30 Novembre 2021 - Ultimo aggiornamento il: 30 Novembre 2021 alle 22:43:00

Cronaca

Ultimatum alla Borsci. L’assessore: “Subito le carte o vi denuncio”


TARANTO – “Non aspetterò oltre domani. Poi andrò in Procura a denunciare i fatti”. L’assessore provinciale al Lavoro, Luciano De Gregorio usa parole dure contro la Borsci Liquori 1840 srl che da gennaio è in affitto all’amministratore unico Franco Ghirardini. Era stato lo stesso imprenditore a dire che, poiché in azienda non sono ancora arrivate le circa 200mila bottiglie ordinate, l’attività è ferma. Gli impianti avrebbero dovuto cominciare ad imbottigliare a settembre. Ma per ora restano fermi. Nell’incontro in Provincia di venerdì scorso l’assessore De Gregorio ha chiesto alla Borsci di consegnargli la documentazione relativa alle ordinazioni inviate per l’approvvigionamento delle bottoglie. “Ad oggi – ci dice – ancora ricevuto poche carte che non chiariscono la situazione ed intanto i lavoratori aspettano da dieci mesi uno stipendio”.

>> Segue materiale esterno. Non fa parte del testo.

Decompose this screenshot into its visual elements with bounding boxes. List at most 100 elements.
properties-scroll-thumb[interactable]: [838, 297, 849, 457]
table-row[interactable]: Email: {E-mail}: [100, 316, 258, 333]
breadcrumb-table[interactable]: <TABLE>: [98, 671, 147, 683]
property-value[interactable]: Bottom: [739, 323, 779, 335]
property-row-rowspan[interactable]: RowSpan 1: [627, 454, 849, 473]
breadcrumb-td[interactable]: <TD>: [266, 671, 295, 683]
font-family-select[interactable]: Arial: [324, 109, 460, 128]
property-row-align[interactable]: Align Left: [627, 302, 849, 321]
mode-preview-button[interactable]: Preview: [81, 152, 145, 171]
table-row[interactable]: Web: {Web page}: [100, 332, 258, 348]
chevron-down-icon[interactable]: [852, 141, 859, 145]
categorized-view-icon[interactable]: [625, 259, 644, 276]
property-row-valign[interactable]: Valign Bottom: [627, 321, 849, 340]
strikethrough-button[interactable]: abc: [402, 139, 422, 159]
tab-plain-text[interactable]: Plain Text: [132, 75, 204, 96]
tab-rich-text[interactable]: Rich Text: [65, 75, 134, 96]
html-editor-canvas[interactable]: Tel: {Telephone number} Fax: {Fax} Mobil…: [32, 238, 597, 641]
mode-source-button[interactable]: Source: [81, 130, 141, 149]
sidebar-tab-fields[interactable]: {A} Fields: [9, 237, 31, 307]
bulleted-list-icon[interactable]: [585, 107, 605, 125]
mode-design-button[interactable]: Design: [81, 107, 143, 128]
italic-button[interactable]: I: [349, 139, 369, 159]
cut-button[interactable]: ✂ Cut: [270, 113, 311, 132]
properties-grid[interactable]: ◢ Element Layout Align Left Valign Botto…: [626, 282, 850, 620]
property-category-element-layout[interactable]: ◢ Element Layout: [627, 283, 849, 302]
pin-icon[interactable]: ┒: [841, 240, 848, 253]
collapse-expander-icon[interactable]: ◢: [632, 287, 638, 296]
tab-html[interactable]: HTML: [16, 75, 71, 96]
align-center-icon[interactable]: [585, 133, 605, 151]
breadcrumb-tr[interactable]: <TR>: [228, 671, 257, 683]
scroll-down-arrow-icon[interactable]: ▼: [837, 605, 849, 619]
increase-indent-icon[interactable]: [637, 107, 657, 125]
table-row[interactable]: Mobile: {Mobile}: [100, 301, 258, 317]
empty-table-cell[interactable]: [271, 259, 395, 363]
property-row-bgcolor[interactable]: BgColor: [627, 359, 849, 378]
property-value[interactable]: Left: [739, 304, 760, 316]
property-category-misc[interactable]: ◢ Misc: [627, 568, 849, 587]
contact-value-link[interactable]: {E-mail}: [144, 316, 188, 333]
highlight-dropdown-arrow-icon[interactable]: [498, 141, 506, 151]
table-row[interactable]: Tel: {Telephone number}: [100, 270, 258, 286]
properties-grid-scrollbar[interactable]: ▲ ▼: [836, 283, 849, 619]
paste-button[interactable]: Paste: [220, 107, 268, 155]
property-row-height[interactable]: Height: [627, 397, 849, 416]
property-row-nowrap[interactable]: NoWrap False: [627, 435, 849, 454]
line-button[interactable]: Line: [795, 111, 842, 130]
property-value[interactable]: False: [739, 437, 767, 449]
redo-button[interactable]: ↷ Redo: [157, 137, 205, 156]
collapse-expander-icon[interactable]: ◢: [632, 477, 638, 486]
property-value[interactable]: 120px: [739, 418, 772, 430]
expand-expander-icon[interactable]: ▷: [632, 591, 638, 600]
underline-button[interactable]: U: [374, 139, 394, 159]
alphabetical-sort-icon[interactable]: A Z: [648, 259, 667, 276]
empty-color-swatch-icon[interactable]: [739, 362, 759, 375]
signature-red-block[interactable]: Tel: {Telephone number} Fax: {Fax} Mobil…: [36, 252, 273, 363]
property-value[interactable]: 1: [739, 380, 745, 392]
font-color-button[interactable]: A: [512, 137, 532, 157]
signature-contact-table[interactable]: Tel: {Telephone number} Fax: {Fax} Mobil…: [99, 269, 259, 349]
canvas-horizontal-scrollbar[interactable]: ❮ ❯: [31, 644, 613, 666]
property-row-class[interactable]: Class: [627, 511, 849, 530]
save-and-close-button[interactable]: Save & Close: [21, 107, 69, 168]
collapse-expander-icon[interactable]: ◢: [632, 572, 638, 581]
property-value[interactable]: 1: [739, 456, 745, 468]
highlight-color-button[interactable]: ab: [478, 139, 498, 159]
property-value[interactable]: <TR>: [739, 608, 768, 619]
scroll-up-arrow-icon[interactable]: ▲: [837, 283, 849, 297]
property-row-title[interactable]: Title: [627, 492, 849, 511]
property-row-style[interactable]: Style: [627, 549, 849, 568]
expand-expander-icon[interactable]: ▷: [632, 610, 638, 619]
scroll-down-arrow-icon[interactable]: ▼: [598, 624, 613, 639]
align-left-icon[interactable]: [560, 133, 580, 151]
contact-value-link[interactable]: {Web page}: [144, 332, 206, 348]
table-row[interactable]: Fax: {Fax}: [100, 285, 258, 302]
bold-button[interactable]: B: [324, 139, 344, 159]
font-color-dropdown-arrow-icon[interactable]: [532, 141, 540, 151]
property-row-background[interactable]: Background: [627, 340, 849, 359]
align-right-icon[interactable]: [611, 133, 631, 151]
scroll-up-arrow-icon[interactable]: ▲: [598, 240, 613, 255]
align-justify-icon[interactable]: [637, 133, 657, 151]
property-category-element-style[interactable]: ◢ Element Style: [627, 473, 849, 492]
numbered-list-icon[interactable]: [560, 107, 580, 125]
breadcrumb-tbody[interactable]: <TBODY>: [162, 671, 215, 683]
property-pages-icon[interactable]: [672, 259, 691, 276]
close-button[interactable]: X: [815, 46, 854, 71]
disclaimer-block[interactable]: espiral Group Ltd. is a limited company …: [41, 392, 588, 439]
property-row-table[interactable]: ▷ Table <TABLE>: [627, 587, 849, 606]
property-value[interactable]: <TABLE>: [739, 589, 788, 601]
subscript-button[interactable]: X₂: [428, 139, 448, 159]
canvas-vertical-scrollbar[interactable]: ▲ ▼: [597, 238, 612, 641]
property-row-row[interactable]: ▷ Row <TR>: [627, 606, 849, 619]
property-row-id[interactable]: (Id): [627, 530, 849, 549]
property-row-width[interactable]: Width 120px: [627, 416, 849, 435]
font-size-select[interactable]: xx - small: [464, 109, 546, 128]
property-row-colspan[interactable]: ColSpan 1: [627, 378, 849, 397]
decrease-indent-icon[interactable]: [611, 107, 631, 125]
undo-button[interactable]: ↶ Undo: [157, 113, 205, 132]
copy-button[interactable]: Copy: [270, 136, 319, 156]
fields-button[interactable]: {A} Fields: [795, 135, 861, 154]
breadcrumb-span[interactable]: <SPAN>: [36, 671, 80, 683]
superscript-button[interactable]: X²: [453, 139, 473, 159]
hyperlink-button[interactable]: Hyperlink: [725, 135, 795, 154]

A gennaio hanno chiesto la cassa integrazione al ministero che, però, non può concederla se non c’è produzione. “Non ho ricevuto alcuna risposta nemmeno in merito alla mia istanza di anticipazione, da parte dell’azienda, di due mesi di cassa integrazione” insiste De Gregorio che si dice demoralizzato di come la vicenda legata al salvataggio della Borsci sia stata gestita finora. “Abbiamo assistito in quasi due anni ad un andirivieni di imprenditori che hanno garantito impegni precisi” afferma “ma devo rilevare che ancora oggi i lavoratori non hanno un’occupazione, non hanno un ammortizzatore sociale e che lo storico marchio tarantino resta solo nel nome, perchè di fatto sugli scaffali il noto elisir non è ancora tornato”. I problemi, quindi, sono due: fornire garanzie ai lavoratori (una ventina in tutto) e tutelare un brand che è identificativo della città di Taranto. “Non c’è più tempo da perdere – insiste l’assessore – ho bisogno di visionare le carte per cercare di capire come si può superare il blocco della produzione oppure sono costretto ad andare in procura a rappresentare questo scenario. Aspetterò fino a domani, ma non oltre. Informerò di questa intenzione il presidente della Provincia, Gianni Florido e poi andrò in Procura dove chiederò anche ai sindacati di sostenere questa mia denuncia”. Sono praticamente due anni che lo spettro del fallimento si aggira sullo stabilimento Borsci.